The Secretary-General of Ohanaeze Ndigbo, Chief Uche Okwukwu, on Tuesday said the National Executive Committee of the pan-Igbo group did not meet to take any decision that called for the resignation of President Muhammadu Buhari for attending a meeting of the Organisation of Islamic Conference in Saudi Arabia.
In a statement signed by the Secretary-General, which was made available to our correspondent, Okwukwu said the call for Buhari’s resignation by the Deputy Publicity Secretary, Chuks Ibegbu, was unauthorised.
He said it was imperative to set the records straight in order to secure the general safety or political development of the Igbo nation.
The Secretary-General also called on the Independent National Electoral Commission to issue a Certificate of Return to the Imo-West Senatorial District senator-elect, Rochas Okorocha, without delay.
Okwukwu noted that when the former President, Dr Goodluck Jonathan, attended the OIC meeting in 2013, the group did not call for his resignation.
He said the call for Buhari’s resignation was orchestrated by the President-General of Ohanaeze Ndigbo, Chief John Nwodo, whom he alleged had had political battle with President Buhari since 2003.
The statement read in part, “The leadership of Ohanaeze Ndigbo was shocked when it read with dismay the unauthorised statement credited to the Deputy Publicity Secretary, Chuks Ibegbu, calling on President Muhammadu Buhari to resign for attending the 14th session of the Forum of Heads of Government and states of the Organisation of Islamic Conference in Saudi Arabia.

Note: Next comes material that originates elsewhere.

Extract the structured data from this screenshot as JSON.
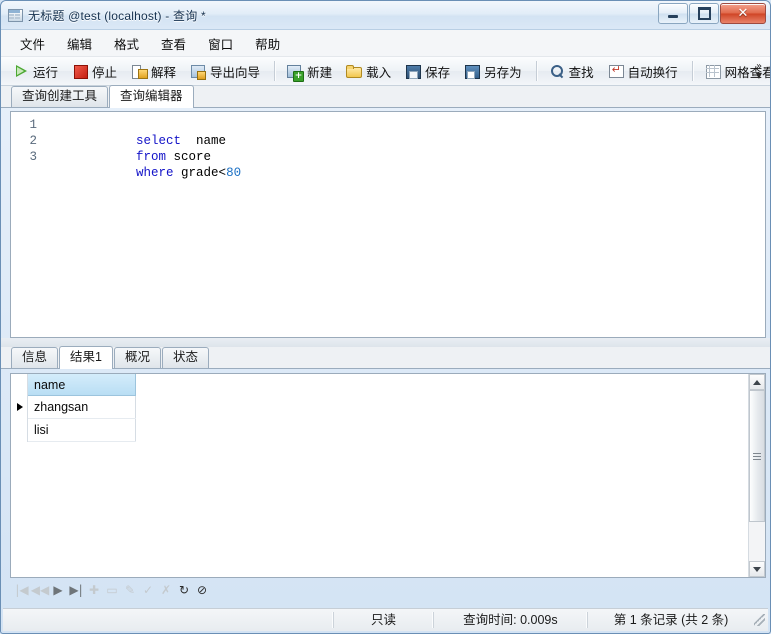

“In 2013, President Goodluck Jonathan attended the Forum of Heads of States in Cairo, Egypt. Chuks Ibegbu and John Nwodo never called on President Jonathan to resign. Ohanaeze Ndigbo cannot be used as a platform to pursue bigotry in any form, be it ethnic or religious. The call was neither approved by the National Executive Council nor the Imeobi nor the General Assembly.
“In fact, a position of this nature can only be approved by the General Assembly given its grave implications on the general safety or political development of Ndigbo and Nigeria in general.”